I go on tumblr and I look up beautiful game concept art. Then I’ll look at that shit and be like: “What kind of music would be playing in this scene?” So I essentially write music based off of pictures, that’s why I’ve been uploading music to soundcloud with only really nice works of art as the cover art.
On that note, a lot of your newer tracks have very interesting names to them like “trans-neptunian mcdonalds.” What’s your mindset behind giving your music these untraditional and unique names?
I love space. After music, space is like the coolest shit ever.
Dude. Space is fucking dope.
It’s cool as shit! Unreal. To me, it’s really inspiring and so interesting that we’re constantly finding out more about it everyday. Neil DeGrasse Tyson is a G, love that guy. But yeah, Space is tight man. Basically all those titles have been space-themed.
Who’s one producer you’d love to work with?

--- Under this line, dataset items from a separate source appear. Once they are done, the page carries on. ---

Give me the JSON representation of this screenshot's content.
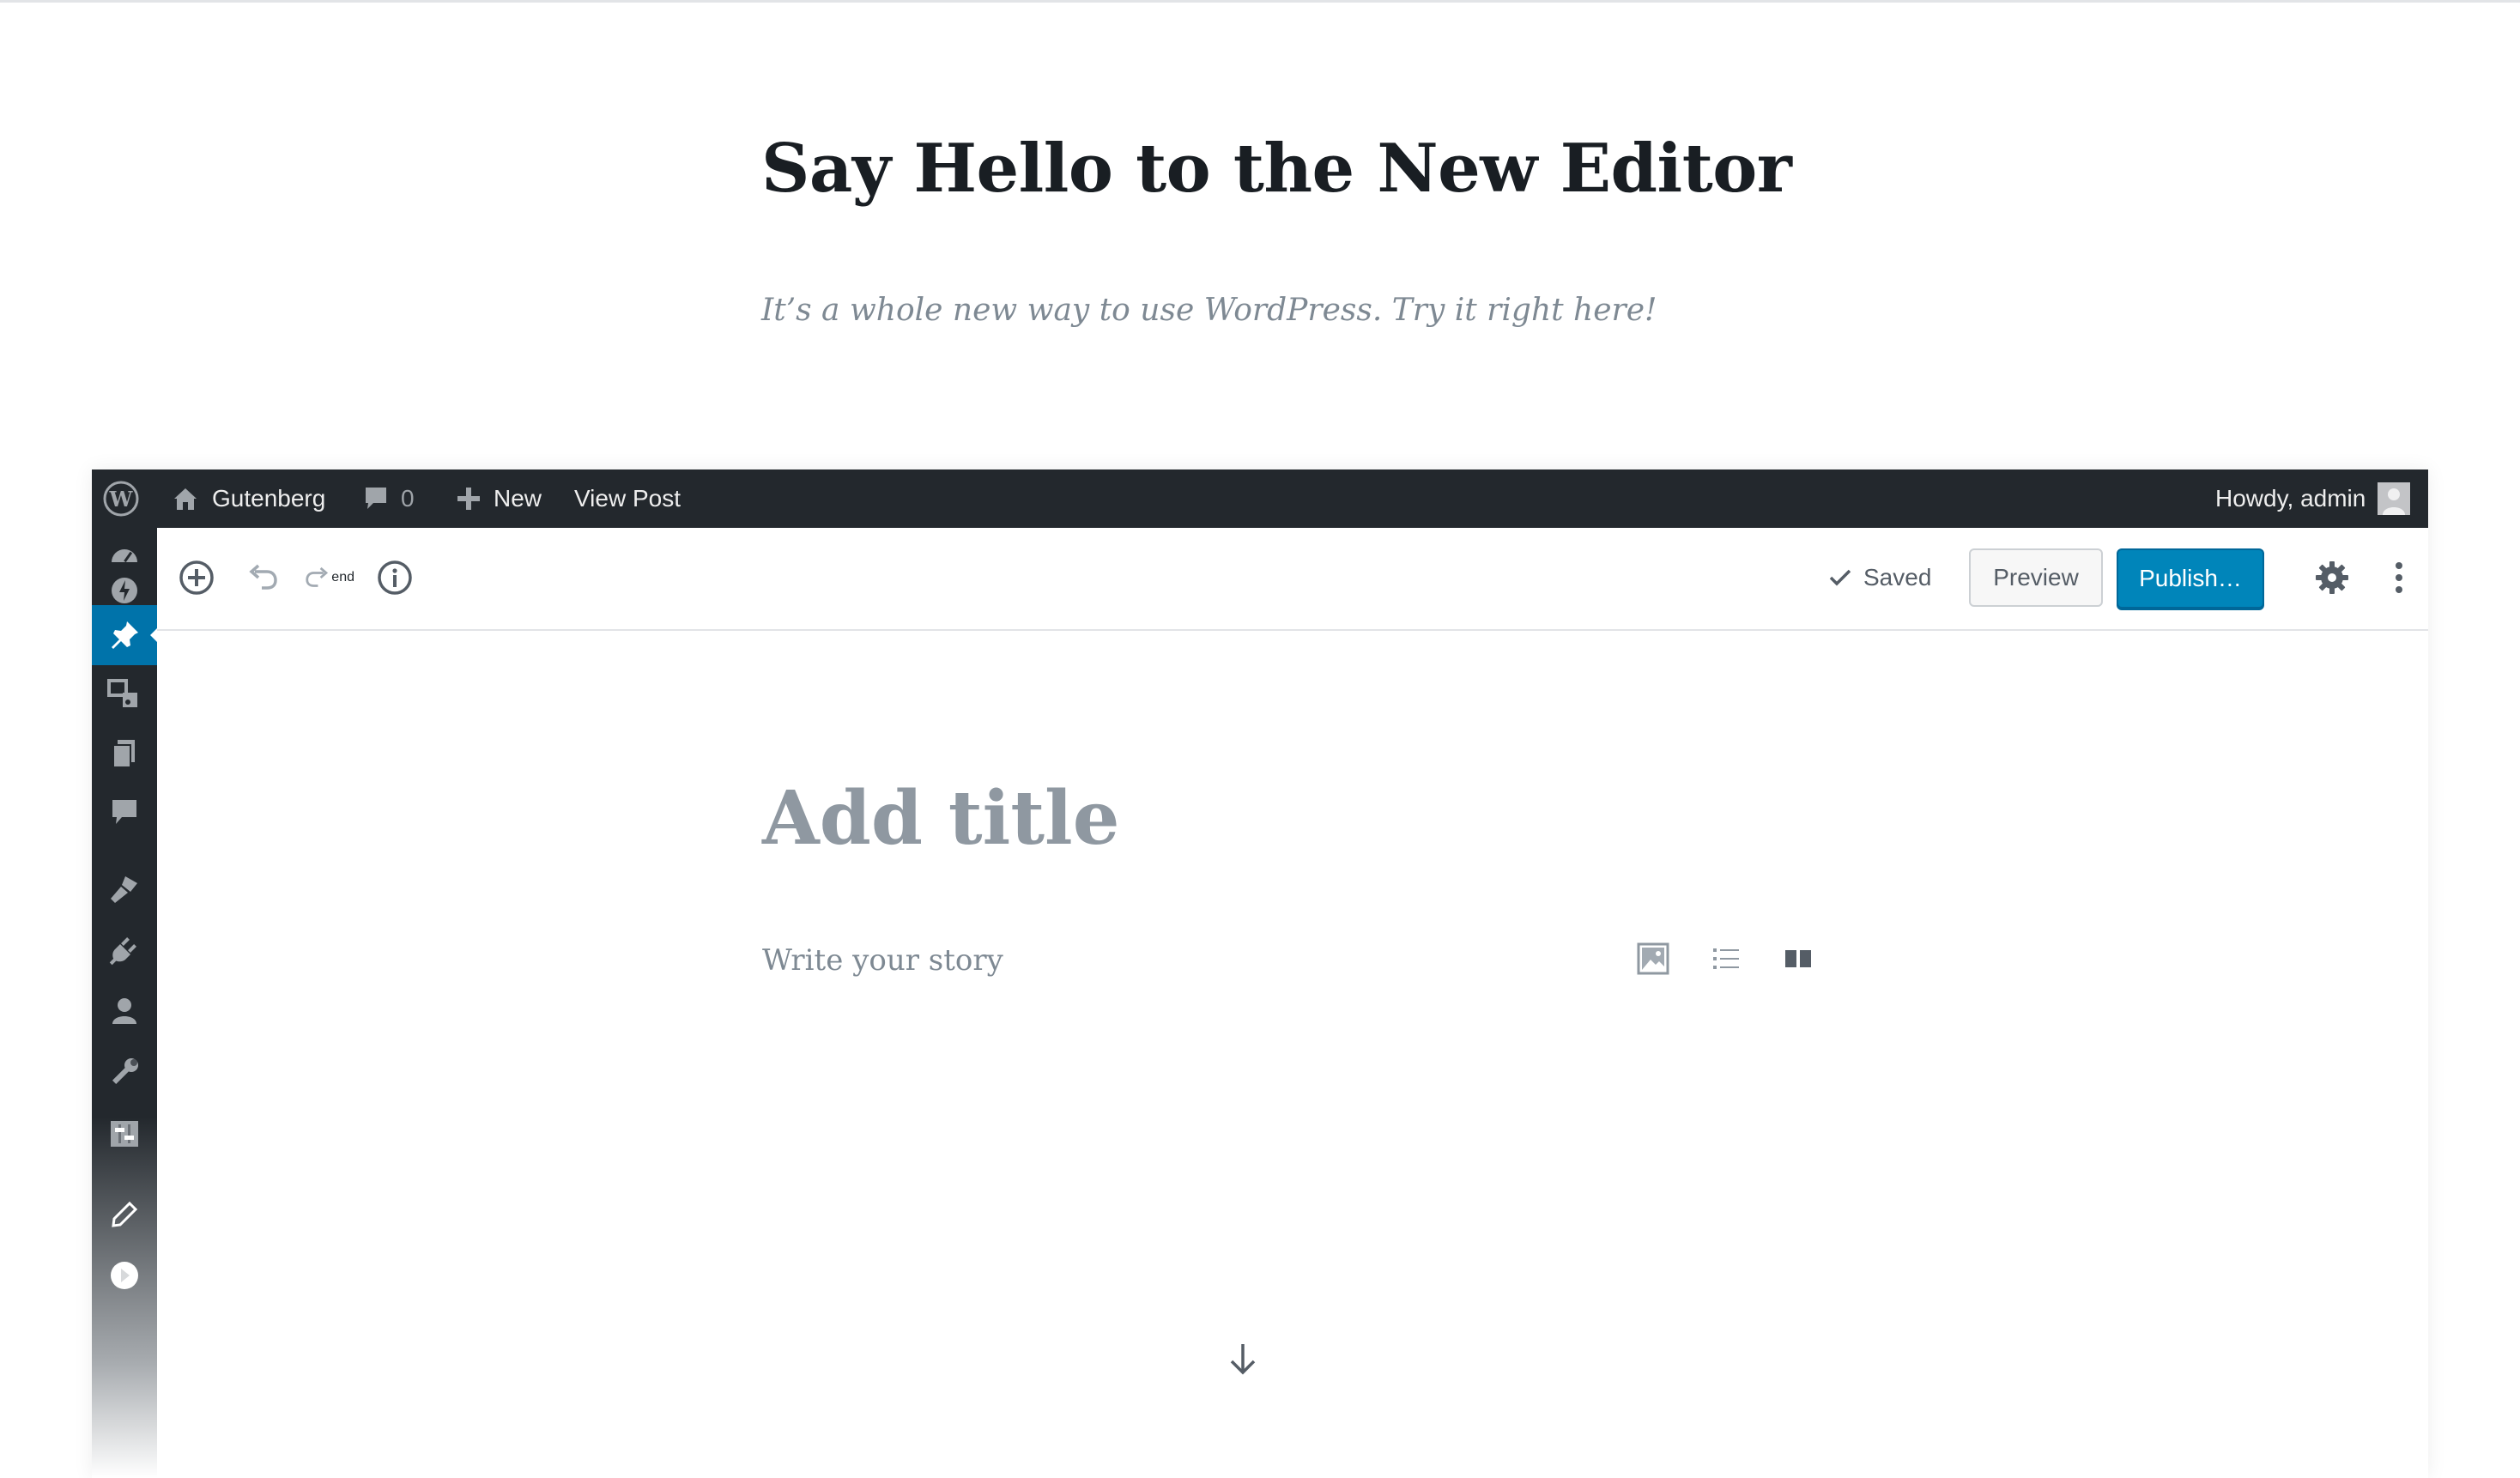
{
  "hero": {
    "title": "Say Hello to the New Editor",
    "subtitle": "It’s a whole new way to use WordPress. Try it right here!"
  },
  "admin_bar": {
    "wp_logo_icon": "wordpress-logo-icon",
    "site_name": "Gutenberg",
    "comments_count": "0",
    "new_label": "New",
    "view_post_label": "View Post",
    "greeting": "Howdy, admin"
  },
  "admin_menu": {
    "items": [
      "dashboard",
      "jetpack",
      "posts",
      "media",
      "pages",
      "comments",
      "appearance",
      "plugins",
      "users",
      "tools",
      "settings",
      "gutenberg",
      "collapse"
    ],
    "active": "posts",
    "active_color": "#0073aa"
  },
  "toolbar": {
    "saved_label": "Saved",
    "preview_label": "Preview",
    "publish_label": "Publish…",
    "publish_color": "#0085ba"
  },
  "editor": {
    "title_placeholder": "Add title",
    "body_placeholder": "Write your story",
    "quick_inserters": [
      "image-icon",
      "list-icon",
      "columns-icon"
    ]
  },
  "colors": {
    "admin_bar_bg": "#23282d",
    "accent": "#0073aa"
  }
}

Luckily I’ve already worked with a lot of my favorite artists, which is fucking crazy. I would say Hudson MoHawke is definitely one of them. He knows what’s up, he gets it.
What’s one thing you would change about the EDM-industry?
Kill it! (laughs). Don’t actually kill it… just let kids know what else is out there. People that enjoy dance music should know what else is out there and understand the purpose behind a track as opposed to expecting every song they hear to have a big buildup and drop. That’s not what music has to be.
Any exciting releases / projects coming in the future you can tell us about?
This dude Haywyre, I’m working with him right now. I’m also doing a remix for Lemaitre. I actually went on tour with them recently along with Porter Robinson. I did a remix for them that’s coming out soon. That’s about it right now, everything else the second I make it I put it out.
If you weren’t a DJ what job would you have?
I’d be writing. Screenplays, TV, stuff like that. I actually switched my major from music composition to English briefly before I dropped out of college. I just don’t like college period. But I’d love to get my English degree eventually. It’s really interesting and I think having a good hold on the English language is crucial.
Any parting words for Lindsay Lowend // RTT fans?
No. I think I said all I need to say.